Shiiba House
A Sense of Publicness Embodied by an Old House
The project is a renovation of a house in Kyoto originally built around a hundred years ago, inherited and lived in from generation to generation. The site consisted of a rich garden that had been maintained over the years, with a little two-story Japanese style house situated in the center. The house is a private property, yet since it stood in this place for a long time it had essentially become a part of various people’s lives, thus acquiring somewhat of a curious air of publicness that was more open and welcoming than any house with an open design. The aim was to create a new lifestyle while preserving this environment that has been cherished by the city and its neighborhood.
A Structure that Generates New Connections
The residence is for a retired couple, yet what the clients desired was a house where people could gather. Since the lean-to extensions of the original house had been added and renovated to accommodate changes in lifestyle, the decision was made to newly construct five wooden lean-to spaces, leaving only the two-story main house in the center. Each lean-to is constructed in correspondence to the garden’s environment. A living room surrounded by osmanthus trees, a kitchen with a high ceiling where sunlight enters, a tea room positioned like an annex next to the Japanese maples, a bright staircase filled with light and study with a view of the starry sky, a bathroom permeated by soft rays of light –these five lean-to spaces, while serving as interfaces connecting the old main house with the garden, are also new structures that support the existing main house like flying butresses. As a result, the first floor of the existing main house is relieved from the need for seismic resistant walls. The lean-to extensions that per se would be considered but an additional element, is in itself a structural format that creates a new sense of openness throughout the entire building.

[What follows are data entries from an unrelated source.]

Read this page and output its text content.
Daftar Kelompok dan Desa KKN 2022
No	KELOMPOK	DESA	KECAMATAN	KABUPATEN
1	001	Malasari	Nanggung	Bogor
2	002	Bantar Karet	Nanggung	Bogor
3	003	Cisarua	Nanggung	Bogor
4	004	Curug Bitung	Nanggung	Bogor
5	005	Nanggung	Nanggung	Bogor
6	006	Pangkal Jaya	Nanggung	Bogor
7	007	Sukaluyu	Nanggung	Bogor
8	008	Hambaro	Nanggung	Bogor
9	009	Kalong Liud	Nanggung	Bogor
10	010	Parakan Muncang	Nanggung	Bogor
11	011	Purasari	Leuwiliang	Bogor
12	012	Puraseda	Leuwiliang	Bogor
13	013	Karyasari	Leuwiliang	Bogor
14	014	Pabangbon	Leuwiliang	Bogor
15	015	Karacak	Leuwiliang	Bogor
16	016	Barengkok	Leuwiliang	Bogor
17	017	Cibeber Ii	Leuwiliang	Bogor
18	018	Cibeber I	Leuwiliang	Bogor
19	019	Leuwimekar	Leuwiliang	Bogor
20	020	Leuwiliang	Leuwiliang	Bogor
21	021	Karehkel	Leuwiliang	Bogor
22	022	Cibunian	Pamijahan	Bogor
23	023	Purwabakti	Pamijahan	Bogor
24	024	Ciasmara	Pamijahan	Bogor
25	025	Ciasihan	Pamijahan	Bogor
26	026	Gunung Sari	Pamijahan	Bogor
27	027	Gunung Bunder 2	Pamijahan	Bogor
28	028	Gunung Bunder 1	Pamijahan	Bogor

Fragments of Impressions Scatterd Throughout the Site
While the entire structure consists of the main house / new lean-to spaces / and the old garden, a variety of subtle schemes were set in place so as to dissolve this structure. The old staircase, old porch, and furniture are arranged in ways that traverse the boundaries between the existing and new constructed areas. In addition, existing materials such as old fittings, alcove posts, and lighting are used in the new constructed areas, and existing garden stones and trees are planted in the newly created garden. While treating the garden, architecture, and furniture as of equal importance, the fragments of the environment that unfold across the entire site centered on the spacious main house are re-edited, and further curated into multiple overlapping layers that can be observed throughout. For example, a relationship whereby, “an old azalea tree stands beyond the new garden seen through the wooden fittings of the old children's room that has been installed in the new lean-to space that one arrives at when entering through the existing gate.” In doing so, I believe that new points of contact will be generated in response to the impressions that various people had towards this house, thus giving rise to a new kind of “open house.”